Choć polska branża turystyczna przeszła w ostatnich latach daleko idące zmiany i obecnie może uchodzić za bezpieczną, to nadal każdy turysta musi się liczyć z ryzykiem, że wybrane przez niego biuro może ogłosić upadłość. Taka informacja sprawia, że pod człowiekiem uginają się nogi. W oczy zagląda strach o stracone pieniądze (często niemałe i ciężko zarobione) i wizja spędzenia urlopu w domu. Trzeba się jednak szybko otrząsnąć z pierwszego szoku i zacząć działać. W tym poradniku krok po kroku pokazujemy, co należy zrobić w przypadku ogłoszenia niewypłacalności przez biuro podróży.
Za wakacje w biurze podróży zawsze warto zapłacić kartą kredytową. Dzięki temu będzie można skorzystać z procedury chargeback. Wystarczy zgłosić reklamację do banku i poinformować o niezrealizowaniu usługi. Bank zwróci środki klientowi, jednocześnie we własnym zakresie dochodząc ich od upadłego biura. Najmniej bezpieczne są płatności gotówkowe, dlatego radzimy ich unikać.
Rada
Jeśli kupiłeś wycieczkę u agenta, to jak najszybciej skontaktuj się z nim i zapytaj, czy przelał już pieniądze na konto upadłego biura. Jeśli nie, wystąp o zwrot wpłaconej zaliczki.
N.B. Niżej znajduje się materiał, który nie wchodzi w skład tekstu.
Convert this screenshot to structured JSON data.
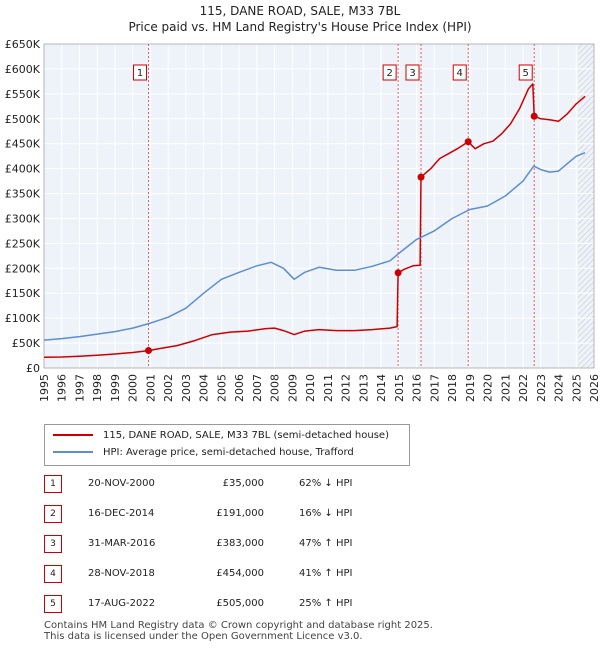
{
  "chart_data": {
    "type": "line",
    "title": "115, DANE ROAD, SALE, M33 7BL",
    "subtitle": "Price paid vs. HM Land Registry's House Price Index (HPI)",
    "xlabel": "",
    "ylabel": "",
    "xlim": [
      1995,
      2026
    ],
    "ylim": [
      0,
      650000
    ],
    "x_ticks": [
      "1995",
      "1996",
      "1997",
      "1998",
      "1999",
      "2000",
      "2001",
      "2002",
      "2003",
      "2004",
      "2005",
      "2006",
      "2007",
      "2008",
      "2009",
      "2010",
      "2011",
      "2012",
      "2013",
      "2014",
      "2015",
      "2016",
      "2017",
      "2018",
      "2019",
      "2020",
      "2021",
      "2022",
      "2023",
      "2024",
      "2025",
      "2026"
    ],
    "y_ticks": [
      {
        "value": 0,
        "label": "£0"
      },
      {
        "value": 50000,
        "label": "£50K"
      },
      {
        "value": 100000,
        "label": "£100K"
      },
      {
        "value": 150000,
        "label": "£150K"
      },
      {
        "value": 200000,
        "label": "£200K"
      },
      {
        "value": 250000,
        "label": "£250K"
      },
      {
        "value": 300000,
        "label": "£300K"
      },
      {
        "value": 350000,
        "label": "£350K"
      },
      {
        "value": 400000,
        "label": "£400K"
      },
      {
        "value": 450000,
        "label": "£450K"
      },
      {
        "value": 500000,
        "label": "£500K"
      },
      {
        "value": 550000,
        "label": "£550K"
      },
      {
        "value": 600000,
        "label": "£600K"
      },
      {
        "value": 650000,
        "label": "£650K"
      }
    ],
    "grid": true,
    "future_from": 2025.1,
    "series": [
      {
        "name": "115, DANE ROAD, SALE, M33 7BL (semi-detached house)",
        "color": "#cc0000",
        "points": [
          [
            1995.0,
            21500
          ],
          [
            1996.0,
            22000
          ],
          [
            1997.0,
            23500
          ],
          [
            1998.0,
            25500
          ],
          [
            1999.0,
            28000
          ],
          [
            2000.0,
            31000
          ],
          [
            2000.89,
            35000
          ],
          [
            2001.5,
            39000
          ],
          [
            2002.5,
            45000
          ],
          [
            2003.5,
            55000
          ],
          [
            2004.5,
            67000
          ],
          [
            2005.5,
            72000
          ],
          [
            2006.5,
            74000
          ],
          [
            2007.5,
            79000
          ],
          [
            2008.0,
            80000
          ],
          [
            2008.5,
            75000
          ],
          [
            2009.1,
            67000
          ],
          [
            2009.7,
            74000
          ],
          [
            2010.5,
            77000
          ],
          [
            2011.5,
            75000
          ],
          [
            2012.5,
            75000
          ],
          [
            2013.5,
            77000
          ],
          [
            2014.5,
            80000
          ],
          [
            2014.9,
            83000
          ],
          [
            2014.96,
            191000
          ],
          [
            2015.3,
            198000
          ],
          [
            2015.8,
            205000
          ],
          [
            2016.2,
            206000
          ],
          [
            2016.25,
            383000
          ],
          [
            2016.8,
            400000
          ],
          [
            2017.3,
            420000
          ],
          [
            2017.8,
            430000
          ],
          [
            2018.3,
            440000
          ],
          [
            2018.91,
            454000
          ],
          [
            2019.3,
            440000
          ],
          [
            2019.8,
            450000
          ],
          [
            2020.3,
            455000
          ],
          [
            2020.8,
            470000
          ],
          [
            2021.3,
            490000
          ],
          [
            2021.8,
            520000
          ],
          [
            2022.3,
            560000
          ],
          [
            2022.55,
            570000
          ],
          [
            2022.63,
            505000
          ],
          [
            2023.0,
            500000
          ],
          [
            2023.5,
            498000
          ],
          [
            2024.0,
            495000
          ],
          [
            2024.5,
            510000
          ],
          [
            2025.0,
            530000
          ],
          [
            2025.5,
            545000
          ]
        ]
      },
      {
        "name": "HPI: Average price, semi-detached house, Trafford",
        "color": "#5b8fd0",
        "points": [
          [
            1995.0,
            56000
          ],
          [
            1996.0,
            59000
          ],
          [
            1997.0,
            63000
          ],
          [
            1998.0,
            68000
          ],
          [
            1999.0,
            73000
          ],
          [
            2000.0,
            80000
          ],
          [
            2001.0,
            90000
          ],
          [
            2002.0,
            102000
          ],
          [
            2003.0,
            120000
          ],
          [
            2004.0,
            150000
          ],
          [
            2005.0,
            178000
          ],
          [
            2006.0,
            192000
          ],
          [
            2007.0,
            205000
          ],
          [
            2007.8,
            212000
          ],
          [
            2008.5,
            200000
          ],
          [
            2009.1,
            178000
          ],
          [
            2009.7,
            192000
          ],
          [
            2010.5,
            202000
          ],
          [
            2011.5,
            196000
          ],
          [
            2012.5,
            196000
          ],
          [
            2013.5,
            204000
          ],
          [
            2014.5,
            215000
          ],
          [
            2015.0,
            230000
          ],
          [
            2016.0,
            258000
          ],
          [
            2017.0,
            275000
          ],
          [
            2018.0,
            300000
          ],
          [
            2019.0,
            318000
          ],
          [
            2020.0,
            325000
          ],
          [
            2021.0,
            345000
          ],
          [
            2022.0,
            375000
          ],
          [
            2022.6,
            405000
          ],
          [
            2023.0,
            398000
          ],
          [
            2023.5,
            393000
          ],
          [
            2024.0,
            395000
          ],
          [
            2024.5,
            410000
          ],
          [
            2025.0,
            425000
          ],
          [
            2025.5,
            432000
          ]
        ]
      }
    ],
    "sales": [
      {
        "n": "1",
        "x": 2000.89,
        "value": 35000
      },
      {
        "n": "2",
        "x": 2014.96,
        "value": 191000
      },
      {
        "n": "3",
        "x": 2016.25,
        "value": 383000
      },
      {
        "n": "4",
        "x": 2018.91,
        "value": 454000
      },
      {
        "n": "5",
        "x": 2022.63,
        "value": 505000
      }
    ],
    "legend": "below"
  },
  "legend_items": [
    {
      "label": "115, DANE ROAD, SALE, M33 7BL (semi-detached house)",
      "color": "#cc0000"
    },
    {
      "label": "HPI: Average price, semi-detached house, Trafford",
      "color": "#5b8fd0"
    }
  ],
  "transactions": [
    {
      "n": "1",
      "date": "20-NOV-2000",
      "price": "£35,000",
      "hpi": "62% ↓ HPI"
    },
    {
      "n": "2",
      "date": "16-DEC-2014",
      "price": "£191,000",
      "hpi": "16% ↓ HPI"
    },
    {
      "n": "3",
      "date": "31-MAR-2016",
      "price": "£383,000",
      "hpi": "47% ↑ HPI"
    },
    {
      "n": "4",
      "date": "28-NOV-2018",
      "price": "£454,000",
      "hpi": "41% ↑ HPI"
    },
    {
      "n": "5",
      "date": "17-AUG-2022",
      "price": "£505,000",
      "hpi": "25% ↑ HPI"
    }
  ],
  "footer": {
    "line1": "Contains HM Land Registry data © Crown copyright and database right 2025.",
    "line2": "This data is licensed under the Open Government Licence v3.0."
  }
}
To marszałkowie pełnią nadzór nad biurami podróży, które mają obowiązek zarejestrować się w urzędzie właściwym ze względu na prowadzenie działalności turystycznej. Marszałek ma dostęp do gwarancji ubezpieczeniowej touroperatora i wykorzysta ją m.in. do sprowadzenia pechowych turystów do kraju. Jeśli środków będzie wystarczająco dużo, pokryją one roszczenia klientów biura. Niestety, taki scenariusz jest mało prawdopodobny i wówczas w grę będzie wchodzić postępowanie komornicze.
Jak długo czeka się na pieniądze z gwarancji ubezpieczeniowej? To zależy od tego, jak dużo osób jest poszkodowanych. W skrajnym przypadku całe postępowanie może zająć nawet grubo ponad dwa lata. Wszystko przez to, że zgodnie z prawem pechowi turyści mają aż rok na to, by zgłosić się z roszczeniem do marszałka.
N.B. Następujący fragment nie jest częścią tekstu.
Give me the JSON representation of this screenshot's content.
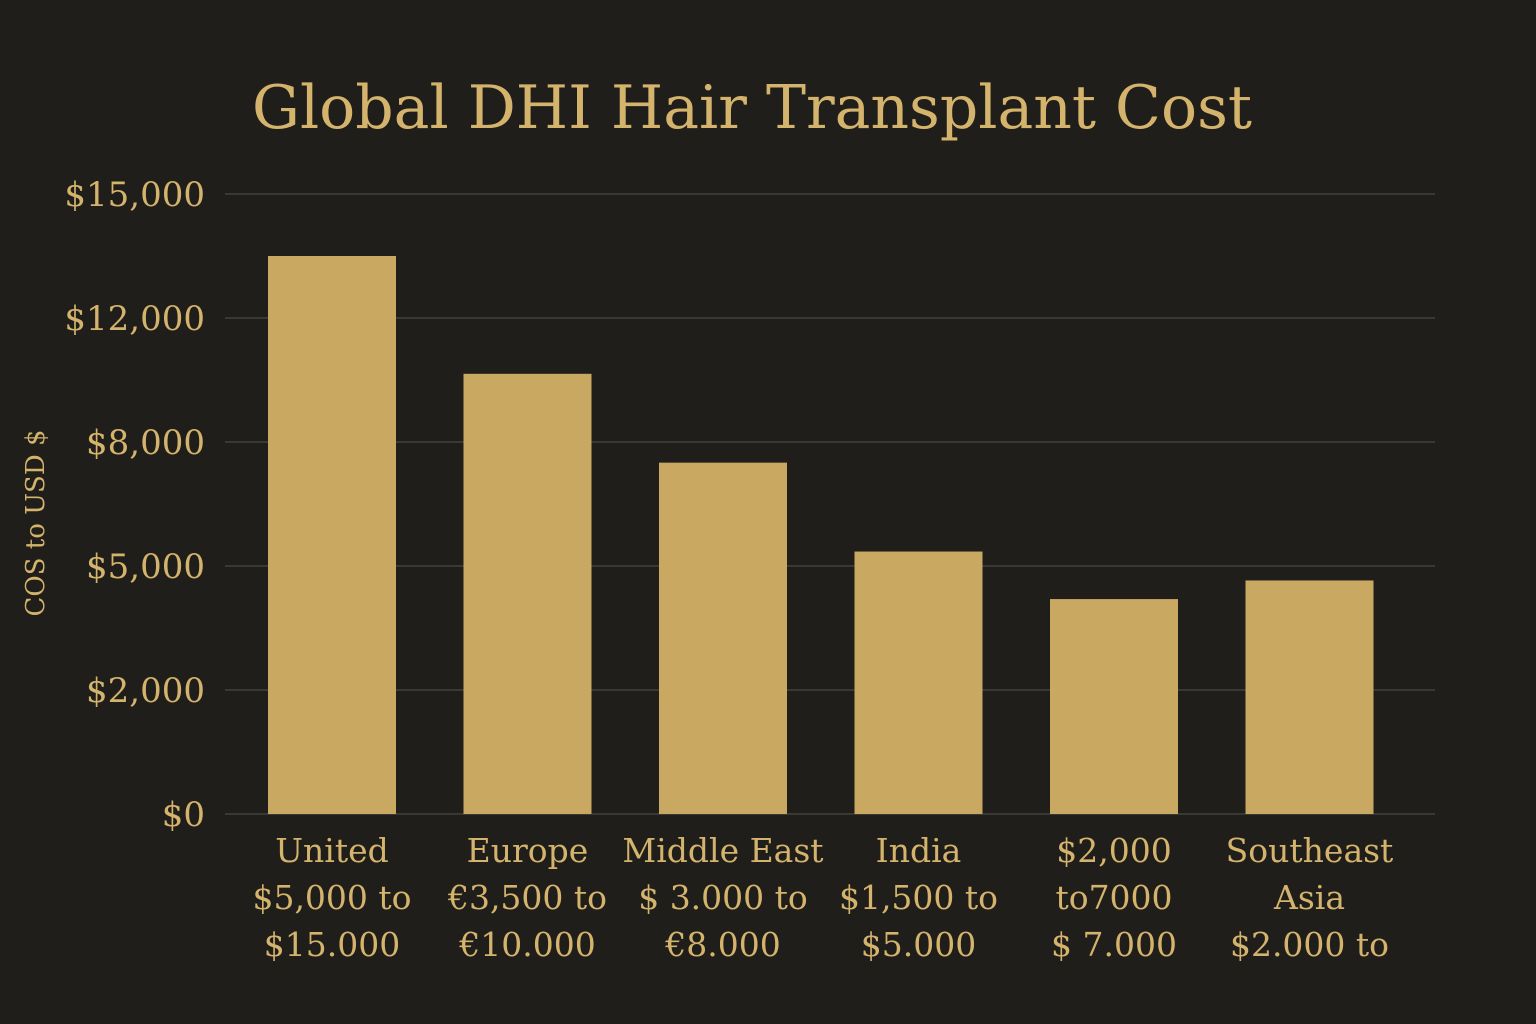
{
  "chart_data": {
    "type": "bar",
    "title": "Global DHI Hair Transplant Cost",
    "ylabel": "COS to USD $",
    "xlabel": "",
    "ytick_labels": [
      "$0",
      "$2,000",
      "$5,000",
      "$8,000",
      "$12,000",
      "$15,000"
    ],
    "categories": [
      [
        "United",
        "$5,000 to",
        "$15.000"
      ],
      [
        "Europe",
        "€3,500 to",
        "€10.000"
      ],
      [
        "Middle East",
        "$ 3.000 to",
        "€8.000"
      ],
      [
        "India",
        "$1,500 to",
        "$5.000"
      ],
      [
        "$2,000",
        "to7000",
        "$ 7.000"
      ],
      [
        "Southeast",
        "Asia",
        "$2.000 to"
      ]
    ],
    "values": [
      13500,
      10200,
      7500,
      5350,
      4200,
      4650
    ],
    "grid": true,
    "legend": "none",
    "colors": {
      "background": "#1f1e1a",
      "bar": "#c9a862",
      "text": "#d4b36c",
      "grid": "#3a3833"
    }
  }
}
Każdy turysta może wystąpić z postępowaniem cywilnym przeciwko upadłemu biuru podróży. W ramach postępowania można się domagać nie tylko zwrotu wpłaconych pieniędzy, ale też zadośćuczynienia za straty moralne czy inne poniesione koszty (np. dojazdy do Urzędu Marszałkowskiego w innej miejscowości). Takie sprawy są jednak bardzo trudne i potrafią ciągnąć się latami. Przed podjęciem decyzji warto się skonsultować z dobrym prawnikiem, który oceni szanse na wywalczenie odpowiednio wysokiej sumy.
Na przyszłość warto zminimalizować ryzyko (całkowicie nie da się go wyeliminować) i wybierać tylko takie biura podróży, która mają bardzo wysokie gwarancje ubezpieczeniowe – można to sprawdzić telefonując do Urzędu Marszałkowskiego.